TRUEBUSNEWS - Tahun 1994 ada beberapa orang yang memulai menanam anggrek di halaman rumah mereka di Kampung Rawa, Kebon Jeruk, Jakarta Barat.
Lambat laun, para penanam anggrek pun kian menyebar hingga menjadi puluhan orang. Dalam hal budidaya anggrek ini, mereka memakai metode yang sama. Memanfaatkan halaman rumah sebagai arena pembibitan.
Muas, mewarisi perjuangan orang tuanya yang lebih dulu menjadi petani anggrek. Menurutnya, usahanya ini dimulai sekitar tahun 2000 dengan modal yang tidak terlalu besar.
Ketika itu, ia hanya bermodalkan uang Rp10 juta yang kemudian dipakai untuk membeli 1.000 anggrek beserta kelengkapannya.
“Ya, awalnya saya membeli 1.000 anggrek dari daerah Bogor. Lalu, saya kembangbiakkan hingga sekarang,” katanya kepada VIVA.co.id.
Setelah 13 tahun berjalan, usahanya ternyata bisa bertahan di tengah persaingan yang cukup ketat. Bahkan, kini ia juga telah mempunyai beberapa pelanggan tetap yang mendistribusikan anggreknya ke seluruh pelosok Tanah Air.
“Kalau anggreknya sudah siap jual, ada beberapa pelanggan yang sudah siap membeli. Anggrek dari saya itu, mereka kirimkan lagi ke luar Jawa,” ucap Muas.
Diakuinya, pelanggan itu bisa membeli sekitar 300-400 pohon untuk sekali order. Soal harga, per pohonnya dibanderol antara Rp15–20 ribu. Muas memang mempunyai pelanggan yang loyal alasannya kekhasan anggrek yang dijualnya.
Kini, di tangannya, sudah ada dua varian anggrek yang dijual. Antara lain, anggrek berwarna biru-ungu yang dinamai kiyoshi, dan anggrek berwarna putih-kuning berjulukan wangling.
“Jadi, hanya pelanggan yang mencari anggrek kiyoshi dan wangling saja yang tiba ke sini. Kalau mencari anggrek lain, silakan tiba ke tempat lain,” tegasnya.
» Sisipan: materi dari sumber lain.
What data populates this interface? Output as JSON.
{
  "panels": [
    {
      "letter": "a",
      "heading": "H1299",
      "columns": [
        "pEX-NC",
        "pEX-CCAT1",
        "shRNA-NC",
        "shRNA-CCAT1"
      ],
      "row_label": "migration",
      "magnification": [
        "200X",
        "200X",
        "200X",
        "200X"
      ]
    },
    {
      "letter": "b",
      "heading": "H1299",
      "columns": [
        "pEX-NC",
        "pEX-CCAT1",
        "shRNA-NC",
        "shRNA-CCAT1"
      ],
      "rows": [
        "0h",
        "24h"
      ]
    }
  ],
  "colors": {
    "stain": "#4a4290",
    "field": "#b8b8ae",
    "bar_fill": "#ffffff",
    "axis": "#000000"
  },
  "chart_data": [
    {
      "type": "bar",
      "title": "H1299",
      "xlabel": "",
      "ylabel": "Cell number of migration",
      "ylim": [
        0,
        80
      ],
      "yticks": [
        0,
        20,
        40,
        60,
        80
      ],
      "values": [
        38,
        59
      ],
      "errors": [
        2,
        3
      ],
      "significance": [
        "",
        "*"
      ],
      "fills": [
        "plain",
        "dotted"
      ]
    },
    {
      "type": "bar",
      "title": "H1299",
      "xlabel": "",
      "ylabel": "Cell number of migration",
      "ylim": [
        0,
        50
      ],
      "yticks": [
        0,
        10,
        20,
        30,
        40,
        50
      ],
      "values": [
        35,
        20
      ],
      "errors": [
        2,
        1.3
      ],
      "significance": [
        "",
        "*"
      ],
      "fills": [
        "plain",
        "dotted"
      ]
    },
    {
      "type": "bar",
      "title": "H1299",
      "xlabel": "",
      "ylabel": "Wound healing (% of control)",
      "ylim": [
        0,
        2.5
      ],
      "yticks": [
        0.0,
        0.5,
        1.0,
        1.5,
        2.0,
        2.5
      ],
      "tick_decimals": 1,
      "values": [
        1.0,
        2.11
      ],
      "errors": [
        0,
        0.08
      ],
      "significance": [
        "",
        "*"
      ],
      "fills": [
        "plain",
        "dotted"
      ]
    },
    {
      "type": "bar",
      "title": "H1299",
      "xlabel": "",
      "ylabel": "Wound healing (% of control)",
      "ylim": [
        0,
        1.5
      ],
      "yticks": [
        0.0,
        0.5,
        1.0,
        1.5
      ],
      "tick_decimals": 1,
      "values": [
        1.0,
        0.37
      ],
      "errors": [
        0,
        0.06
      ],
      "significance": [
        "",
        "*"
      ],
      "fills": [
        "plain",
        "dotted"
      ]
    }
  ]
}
Di pusat anggrek Kampung Rawa ini, ada sekitar 20 petani anggrek yang bermukim. Sebelumnya, bahkan jauh lebih banyak lagi.
Para petani anggrek di daerah ini banyak yang menjual halaman rumahnya untuk dijadikan bangunan. Praktis, yang bertahan hingga kini hanya mereka yang benar-benar menyayangi anggrek.
Namun, dengan semakin sedikitnya para petani anggrek, menciptakan petani yang bertahan kian dibanjiri berkah. Sebab, jumlah persaingan pastinya semakin menipis.
“Benar, semakin sedikit petani anggrek, kami yang bertahan ya semakin untung. Karena para pelanggan anggrek yang biasa memesan pada petani yang kini gulung tikar, menjadi beralih ke petani anggrek yang tetap bertahan. Tak aneh, jikalau tingkat undangan makin tinggi,” paparnya.
Namun, ke-20 petani anggrek itu, tidak menanam anggrek serupa. Mereka mempunyai kekhasan dan karakteristiknya masing-masing.
Karena itulah, masing-masing petani mempunyai pangsa pasar dan pelanggannya tersendiri. Cara pemasarannya pun masih sederhana, hanya berbasis telepon.
“Saya tidak khawatir kehilangan pelanggan. Karena anggrek yang saya jual ini khas. Para petani anggrek lainnya juga begitu. Mereka punya ciri khasnya,” ungkapnya.
Dari hasil pembibitan, di tempatnya dikala ini sudah ada ribuan anggrek yang siap dibesarkan dan menjadi ladang rupiah.
Untuk menjadi tanaman siap jual, harus ada beberapa proses yang dilalui dari mulai pembibitan hingga pembesaran dengan rentang waktu yang tidak sebentar.
Namun, yang dilakukannya akan terbayar lunas, jikalau anggreknya banyak dipesan pasar.
“Sebulan, saya bisa untung higienis antara Rp3–4 juta,” ujarnya.